Among the new members of the PSC, Wang Qishan is almost certainly the one that Western policymakers are most acquainted with. This is primarily because of his involvement with the Chinese financial sector including as director of the China Investment Bank and the China Construction Bank. Despite his current status as a vice-primer, Wang Qishan had quite humble beginnings. He was born in Shanxi province to a father who worked as a professor at Tsinghua University. He has acquired “princeling” status, however, through his marriage to Yao Mingshan, the daughter of a former vice-premier, who he met during the Cultural Revolution.

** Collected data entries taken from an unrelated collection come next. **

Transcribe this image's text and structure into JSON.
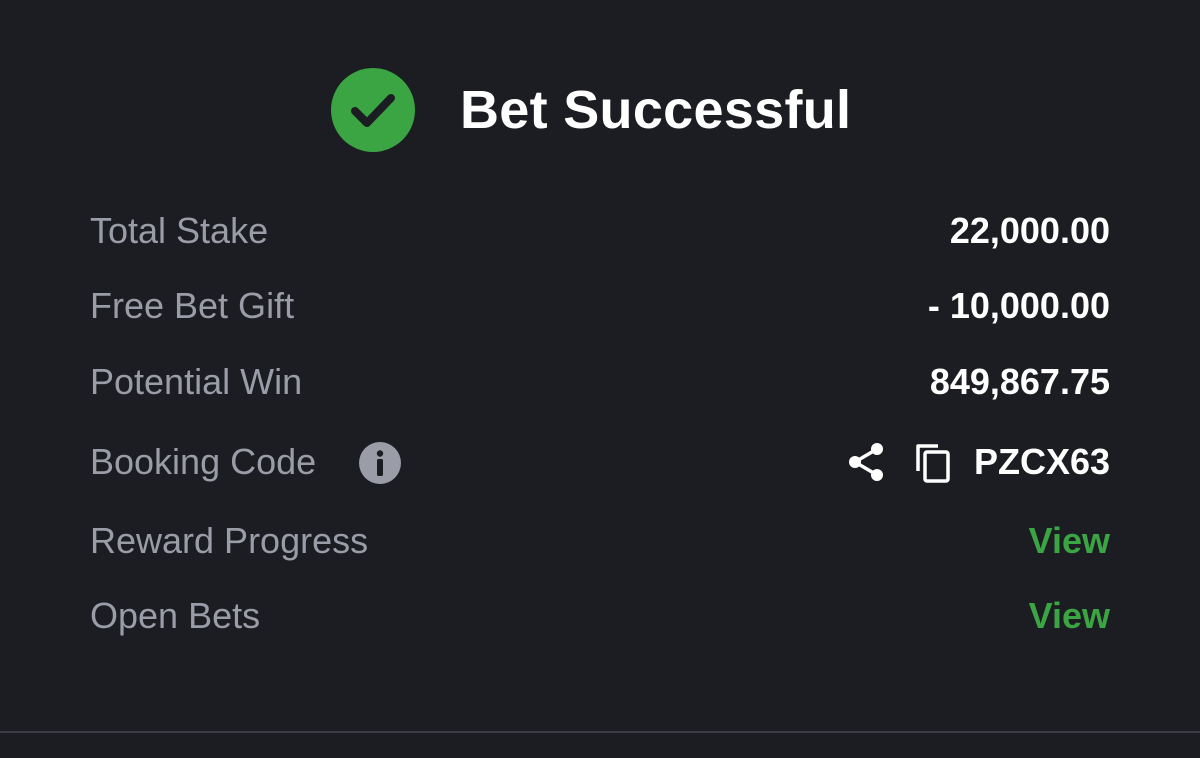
{
  "header": {
    "title": "Bet Successful",
    "icon": "check-circle-icon",
    "icon_color": "#3aa542"
  },
  "summary": {
    "total_stake": {
      "label": "Total Stake",
      "value": "22,000.00"
    },
    "free_bet_gift": {
      "label": "Free Bet Gift",
      "value": "- 10,000.00"
    },
    "potential_win": {
      "label": "Potential Win",
      "value": "849,867.75"
    },
    "booking_code": {
      "label": "Booking Code",
      "info_icon": "info-icon",
      "share_icon": "share-icon",
      "copy_icon": "copy-icon",
      "value": "PZCX63"
    },
    "reward_progress": {
      "label": "Reward Progress",
      "link": "View"
    },
    "open_bets": {
      "label": "Open Bets",
      "link": "View"
    }
  },
  "colors": {
    "background": "#1c1d22",
    "label": "#9a9ca7",
    "value": "#ffffff",
    "accent": "#3aa542"
  }
}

In addition to farming, during the Cultural Revolution Wang also worked in a museum while pursuing a history degree at the Northwestern University in Xi’an. Wang Qishan’s research experience got him his first position with the Rural Policy Research office of the CCP. From there he received a managerial position at the Agricultural Credit and Investment Company, which, after winning a series of promotions, ultimately led to his appointment as president of a number of banks and investment firms. His success in the financial sector was rewarded by the party when he was appointed vice-governor of Guangdong, a fast developing southern province. (Wang Yang, the rising star who many felt would be appointed to the PSC, is secretary of Guangdong, Wang Yang).

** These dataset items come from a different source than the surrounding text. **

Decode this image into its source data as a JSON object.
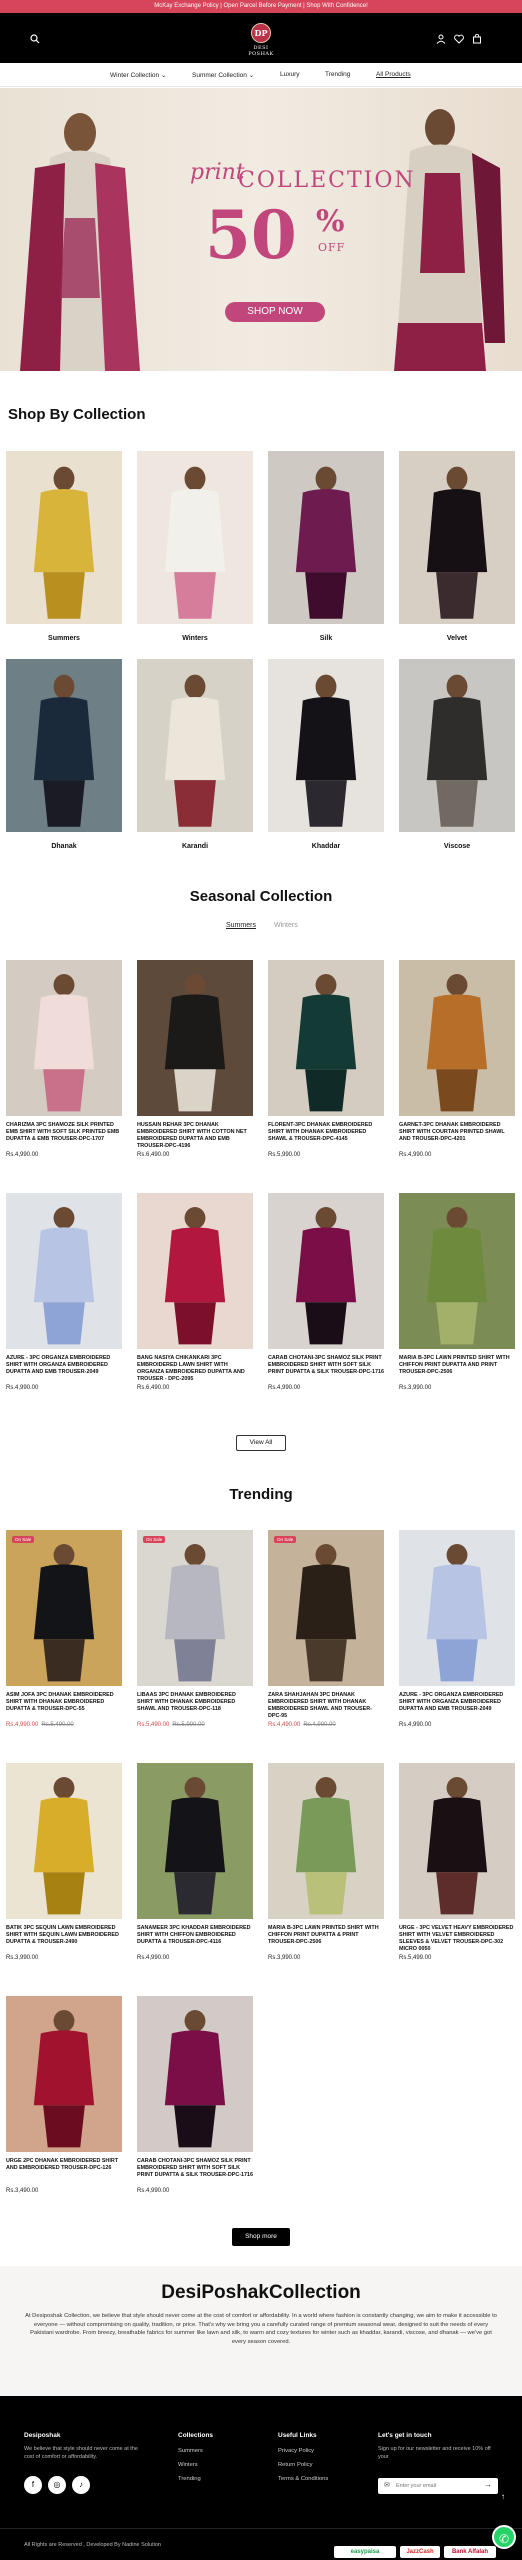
{
  "announcement": "McKay Exchange Policy | Open Parcel Before Payment | Shop With Confidence!",
  "brand": {
    "monogram": "DP",
    "name": "DESI POSHAK"
  },
  "nav": [
    {
      "label": "Winter Collection",
      "caret": "⌄"
    },
    {
      "label": "Summer Collection",
      "caret": "⌄"
    },
    {
      "label": "Luxury",
      "caret": ""
    },
    {
      "label": "Trending",
      "caret": ""
    },
    {
      "label": "All Products",
      "caret": ""
    }
  ],
  "hero": {
    "script": "print",
    "word": "COLLECTION",
    "percent_number": "50",
    "percent_sign": "%",
    "off": "OFF",
    "cta": "SHOP NOW"
  },
  "collections_title": "Shop By Collection",
  "collections": [
    {
      "label": "Summers"
    },
    {
      "label": "Winters"
    },
    {
      "label": "Silk"
    },
    {
      "label": "Velvet"
    },
    {
      "label": "Dhanak"
    },
    {
      "label": "Karandi"
    },
    {
      "label": "Khaddar"
    },
    {
      "label": "Viscose"
    }
  ],
  "seasonal": {
    "title": "Seasonal Collection",
    "tabs": [
      "Summers",
      "Winters"
    ],
    "products": [
      {
        "title": "CHARIZMA 3PC SHAMOZE SILK PRINTED EMB SHIRT WITH SOFT SILK PRINTED EMB DUPATTA & EMB TROUSER-DPC-1707",
        "price": "Rs.4,990.00"
      },
      {
        "title": "HUSSAIN REHAR 3PC DHANAK EMBROIDERED SHIRT WITH COTTON NET EMBROIDERED DUPATTA AND EMB TROUSER-DPC-4196",
        "price": "Rs.6,490.00"
      },
      {
        "title": "FLORENT-3PC DHANAK EMBROIDERED SHIRT WITH DHANAK EMBROIDERED SHAWL & TROUSER-DPC-4145",
        "price": "Rs.5,990.00"
      },
      {
        "title": "GARNET-3PC DHANAK EMBROIDERED SHIRT WITH COURTAN PRINTED SHAWL AND TROUSER-DPC-4201",
        "price": "Rs.4,990.00"
      },
      {
        "title": "AZURE - 3PC ORGANZA EMBROIDERED SHIRT WITH ORGANZA EMBROIDERED DUPATTA AND EMB TROUSER-2049",
        "price": "Rs.4,990.00"
      },
      {
        "title": "BANG NASIYA CHIKANKARI 3PC EMBROIDERED LAWN SHIRT WITH ORGANZA EMBROIDERED DUPATTA AND TROUSER - DPC-2095",
        "price": "Rs.6,490.00"
      },
      {
        "title": "CARAB CHOTANI-3PC SHAMOZ SILK PRINT EMBROIDERED SHIRT WITH SOFT SILK PRINT DUPATTA & SILK TROUSER-DPC-1716",
        "price": "Rs.4,990.00"
      },
      {
        "title": "MARIA B-3PC LAWN PRINTED SHIRT WITH CHIFFON PRINT DUPATTA AND PRINT TROUSER-DPC-2506",
        "price": "Rs.3,990.00"
      }
    ],
    "view_all": "View All"
  },
  "trending": {
    "title": "Trending",
    "products": [
      {
        "title": "ASIM JOFA 3PC DHANAK EMBROIDERED SHIRT WITH DHANAK EMBROIDERED DUPATTA & TROUSER-DPC-55",
        "price": "Rs.4,990.00",
        "old": "Rs.5,490.00",
        "badge": "On Sale"
      },
      {
        "title": "LIBAAS 3PC DHANAK EMBROIDERED SHIRT WITH DHANAK EMBROIDERED SHAWL AND TROUSER-DPC-118",
        "price": "Rs.5,490.00",
        "old": "Rs.5,990.00",
        "badge": "On Sale"
      },
      {
        "title": "ZARA SHAHJAHAN 3PC DHANAK EMBROIDERED SHIRT WITH DHANAK EMBROIDERED SHAWL AND TROUSER-DPC-95",
        "price": "Rs.4,490.00",
        "old": "Rs.4,990.00",
        "badge": "On Sale"
      },
      {
        "title": "AZURE - 3PC ORGANZA EMBROIDERED SHIRT WITH ORGANZA EMBROIDERED DUPATTA AND EMB TROUSER-2049",
        "price": "Rs.4,990.00",
        "old": "",
        "badge": ""
      },
      {
        "title": "BATIK 3PC SEQUIN LAWN EMBROIDERED SHIRT WITH SEQUIN LAWN EMBROIDERED DUPATTA & TROUSER-2490",
        "price": "Rs.3,990.00",
        "old": "",
        "badge": ""
      },
      {
        "title": "SANAMEER 3PC KHADDAR EMBROIDERED SHIRT WITH CHIFFON EMBROIDERED DUPATTA & TROUSER-DPC-4116",
        "price": "Rs.4,990.00",
        "old": "",
        "badge": ""
      },
      {
        "title": "MARIA B-3PC LAWN PRINTED SHIRT WITH CHIFFON PRINT DUPATTA & PRINT TROUSER-DPC-2506",
        "price": "Rs.3,990.00",
        "old": "",
        "badge": ""
      },
      {
        "title": "URGE - 3PC VELVET HEAVY EMBROIDERED SHIRT WITH VELVET EMBROIDERED SLEEVES & VELVET TROUSER-DPC-302 MICRO 0050",
        "price": "Rs.5,499.00",
        "old": "",
        "badge": ""
      },
      {
        "title": "URGE 2PC DHANAK EMBROIDERED SHIRT AND EMBROIDERED TROUSER-DPC-126",
        "price": "Rs.3,490.00",
        "old": "",
        "badge": ""
      },
      {
        "title": "CARAB CHOTANI-3PC SHAMOZ SILK PRINT EMBROIDERED SHIRT WITH SOFT SILK PRINT DUPATTA & SILK TROUSER-DPC-1716",
        "price": "Rs.4,990.00",
        "old": "",
        "badge": ""
      }
    ],
    "shop_more": "Shop more"
  },
  "about": {
    "title": "DesiPoshakCollection",
    "text": "At Desiposhak Collection, we believe that style should never come at the cost of comfort or affordability. In a world where fashion is constantly changing, we aim to make it accessible to everyone — without compromising on quality, tradition, or price. That's why we bring you a carefully curated range of premium seasonal wear, designed to suit the needs of every Pakistani wardrobe. From breezy, breathable fabrics for summer like lawn and silk, to warm and cozy textures for winter such as khaddar, karandi, viscose, and dhanak — we've got every season covered."
  },
  "footer": {
    "brand_head": "Desiposhak",
    "brand_text": "We believe that style should never come at the cost of comfort or affordability.",
    "collections_head": "Collections",
    "collections_links": [
      "Summers",
      "Winters",
      "Trending"
    ],
    "useful_head": "Useful Links",
    "useful_links": [
      "Privacy Policy",
      "Return Policy",
      "Terms & Conditions"
    ],
    "touch_head": "Let's get in touch",
    "touch_text": "Sign up for our newsletter and receive 10% off your",
    "email_placeholder": "Enter your email",
    "copyright": "All Rights are Reserved , Developed By Nadine Solution",
    "payments": [
      "easypaisa",
      "JazzCash",
      "Bank Alfalah"
    ]
  },
  "colors": {
    "accent": "#d6455a",
    "hero_pink": "#c0467b",
    "dark": "#000000"
  }
}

To compliment his experience in finance and management, Wang was appointed as mayor of Beijing in 2003 to oversee the SARS epidemic, and later was heavily involved in planning the 2008 Olympics as well as the Party’s response to the global financial crisis. In light of these successes and his role in the bank debt restructuring of the early 1990s, Wang has earned a reputation as someone willing to take on, successfully, the hardest problems facing the country. This has earned him the nickname “chief of the fire brigade.”
Wang’s impressive resume has given him strong credibility as an economically liberal, and many thought that he would be given a role assisting Premier Li on financial issues. Ultimately, it appears that the fear of Wang overshadowing Li on economic issues, led the CCP leadership to appoint Wang as head of the Central Commission for Discipline Inspection, which is tasked with rooting out corruption among party cadres. While an important post, albeit, ranking him sixth in the CCP hierarchy, its portfolio is decidedly non-economic. Nonetheless, “the chief of the fire brigade” will certainly be challenged in seeking to curtail party corruption, which both President Hu and Xi Jinping stressed as a key challenge to the Party’s durability in their outgoing and incoming speeches as secretary general of the CCP, respectively.